The exact causes of CFS/ME are not clear, but one of the main hypotheses is that it comes from an abnormal immune response to common pathogens, such as our old friend EBV. There's also fibromyalgia, which is similar to CFS/ME, but doesn't have the same negative results when diagnosed patients exercise. Both of these conditions are often used as "wastebasket diagnoses" for symptoms doctors can't entirely pinpoint, or don't have diagnostics for. But the similarity of its symptoms, plus an association between pathogens and later diagnoses, seems to suggest that there may well be a post-infection aspect to the condition too.

For example, a study from October 2021 found that after an outbreak of Giardia lamblia infections in Belgium in 2004, 8.6% of people infected went on to have a diagnosis of fibromyalgia ten years later. In those who weren’t infected, only 3.1% developed fibro. Giardia is a single-celled parasite akin to malaria, not a virus. But infection could spark some kind of similar stress or reaction in the body. Some academics have noted the similarities between fibromyalgia, CFS and long COVID. And a few have even proposed that they might all be the same post-infection condition.

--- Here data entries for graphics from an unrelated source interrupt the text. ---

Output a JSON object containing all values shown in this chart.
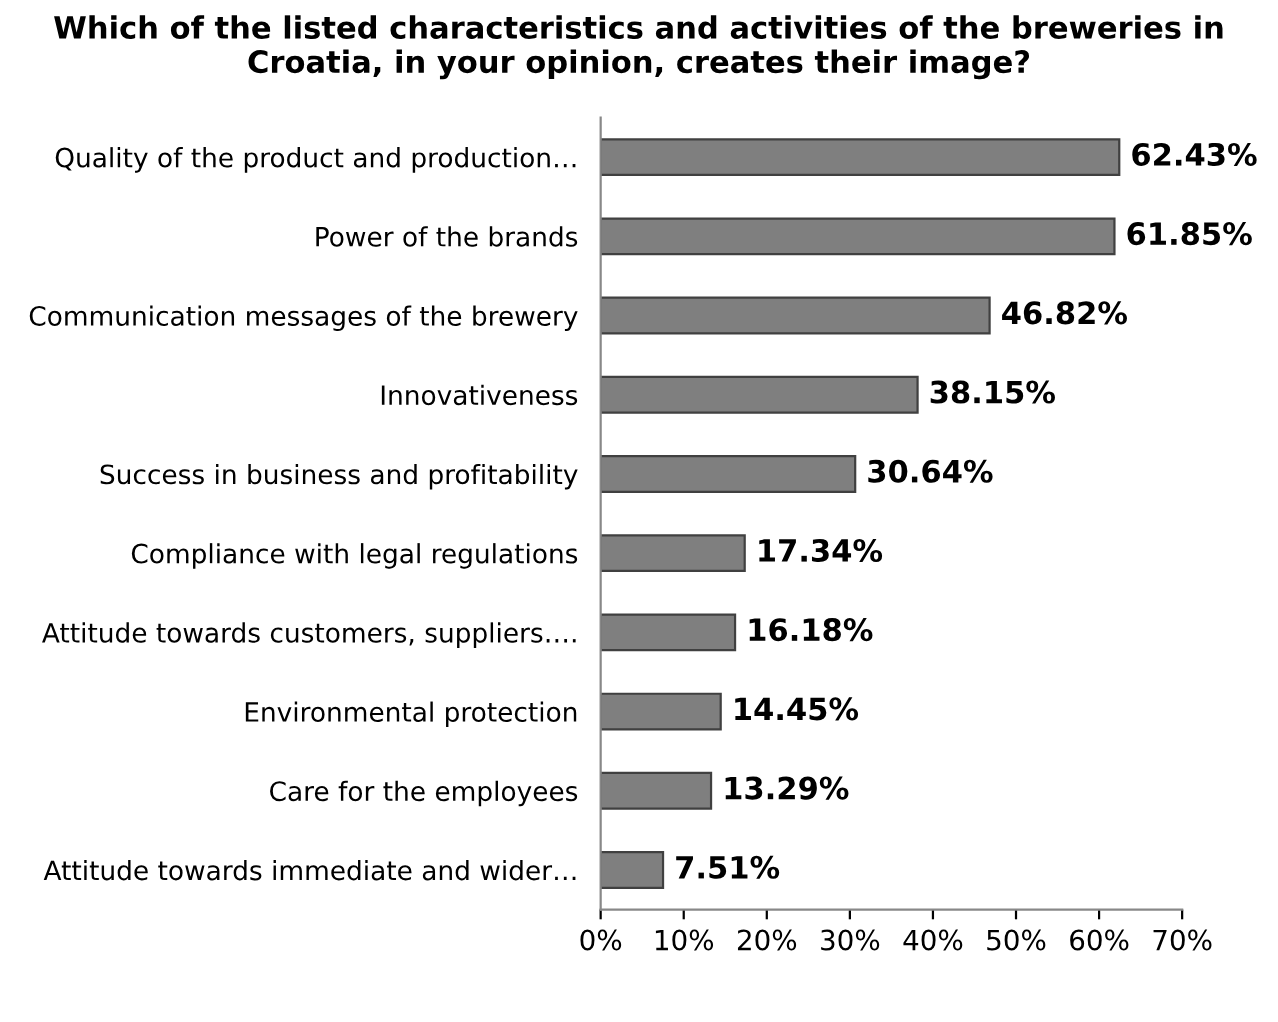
{
  "chart_data": {
    "type": "bar",
    "orientation": "horizontal",
    "title": "Which of the listed characteristics and activities of the breweries in Croatia, in your opinion, creates their image?",
    "categories": [
      "Quality of the product and production…",
      "Power of the brands",
      "Communication messages of the brewery",
      "Innovativeness",
      "Success in business and profitability",
      "Compliance with legal regulations",
      "Attitude towards customers, suppliers….",
      "Environmental protection",
      "Care for the employees",
      "Attitude towards immediate and wider…"
    ],
    "values": [
      62.43,
      61.85,
      46.82,
      38.15,
      30.64,
      17.34,
      16.18,
      14.45,
      13.29,
      7.51
    ],
    "value_labels": [
      "62.43%",
      "61.85%",
      "46.82%",
      "38.15%",
      "30.64%",
      "17.34%",
      "16.18%",
      "14.45%",
      "13.29%",
      "7.51%"
    ],
    "color": "#7f7f7f",
    "xlim": [
      0,
      70
    ],
    "xticks": [
      {
        "value": 0,
        "label": "0%"
      },
      {
        "value": 10,
        "label": "10%"
      },
      {
        "value": 20,
        "label": "20%"
      },
      {
        "value": 30,
        "label": "30%"
      },
      {
        "value": 40,
        "label": "40%"
      },
      {
        "value": 50,
        "label": "50%"
      },
      {
        "value": 60,
        "label": "60%"
      },
      {
        "value": 70,
        "label": "70%"
      }
    ],
    "grid": false,
    "legend": false
  }
}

Or at least the same flavor. What does this tell us? While it helps to draw parallels between these diagnoses, and we have some research to sift through that might help with long COVID, there’s still a lot we just don’t understand about post-infection syndromes. In part, that’s because the symptoms are so varied. But it’s also unfortunately in part due to stigma and misclassification of these symptoms as psychological, especially in fibro, among women and patients assigned female at birth. More women are being diagnosed with long COVID, which could mean they face similar stigma.

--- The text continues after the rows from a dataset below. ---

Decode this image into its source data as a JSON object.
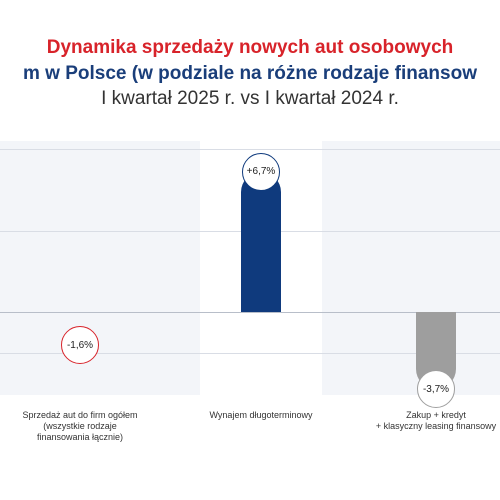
{
  "title_lines": [
    "Dynamika sprzedaży nowych aut osobowych",
    "m w Polsce (w podziale na różne rodzaje finansow",
    "I kwartał 2025 r. vs I kwartał 2024 r."
  ],
  "colors": {
    "title_red": "#d8232a",
    "title_navy": "#1a3e7a",
    "bar_navy": "#0f3a7d",
    "bar_gray": "#9e9e9e",
    "bubble_red_border": "#d8232a",
    "bubble_navy_border": "#0f3a7d",
    "bubble_gray_border": "#9e9e9e"
  },
  "chart_data": {
    "type": "bar",
    "categories": [
      [
        "Sprzedaż aut do firm ogółem",
        "(wszystkie rodzaje",
        "finansowania łącznie)"
      ],
      [
        "Wynajem długoterminowy"
      ],
      [
        "Zakup + kredyt",
        "+ klasyczny leasing finansowy"
      ]
    ],
    "values": [
      -1.6,
      6.7,
      -3.7
    ],
    "data_labels": [
      "-1,6%",
      "+6,7%",
      "-3,7%"
    ],
    "value_unit": "%",
    "ylim": [
      -5,
      12
    ],
    "grid": true
  }
}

But if the parallels to CFS/ME and fibro hold, it could be that long COVID might finally help bring an end to the stigma around these diagnoses, and get needed support to these patients who are often overlooked. It might mean that understanding the causes of long COVID could in turn give us treatments for potentially identical issues that, so far at least, have been classified as fibro or CFS/ME. With long COVID being so widespread, prevalent and impossible to shrug off, it’s even possible that this might be the moment that attracts the right research funding and scientific interest to get to the bottom of what causes post-infection issues, and how we might finally treat them. Until then, vaccines and any necessary booster shots, and following public health recommendations, remain the most effective tools to help slow the spread of the virus. And for now, we’re going to have to wrangle with the practicalities of treatment and support for those with long COVID.

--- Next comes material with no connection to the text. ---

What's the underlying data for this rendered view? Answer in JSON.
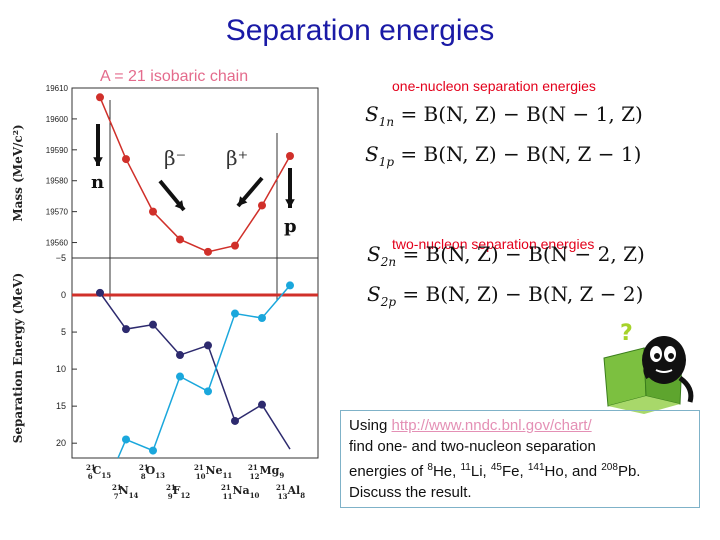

The sheer number of patients mean that existing disability services are likely to be overwhelmed and we will need more capacity to be able to assist everyone who needs it. Some doctors note that there was initially a big push to use exercise therapy to treat those with long COVID, but it’s since become evident that many experience adverse effects from exertion, just like in CFS/ME. We still have a lot to learn. One thing is clear: many with long COVID, like those with post-infection symptoms in years gone by, have found themselves having to adjust to new capabilities. But this influx of people likely represents an influx of research. And maybe that will benefit the disability community at large. Because that means we can work on improving treatments and accessibility for everyone. Whether they have long COVID or not.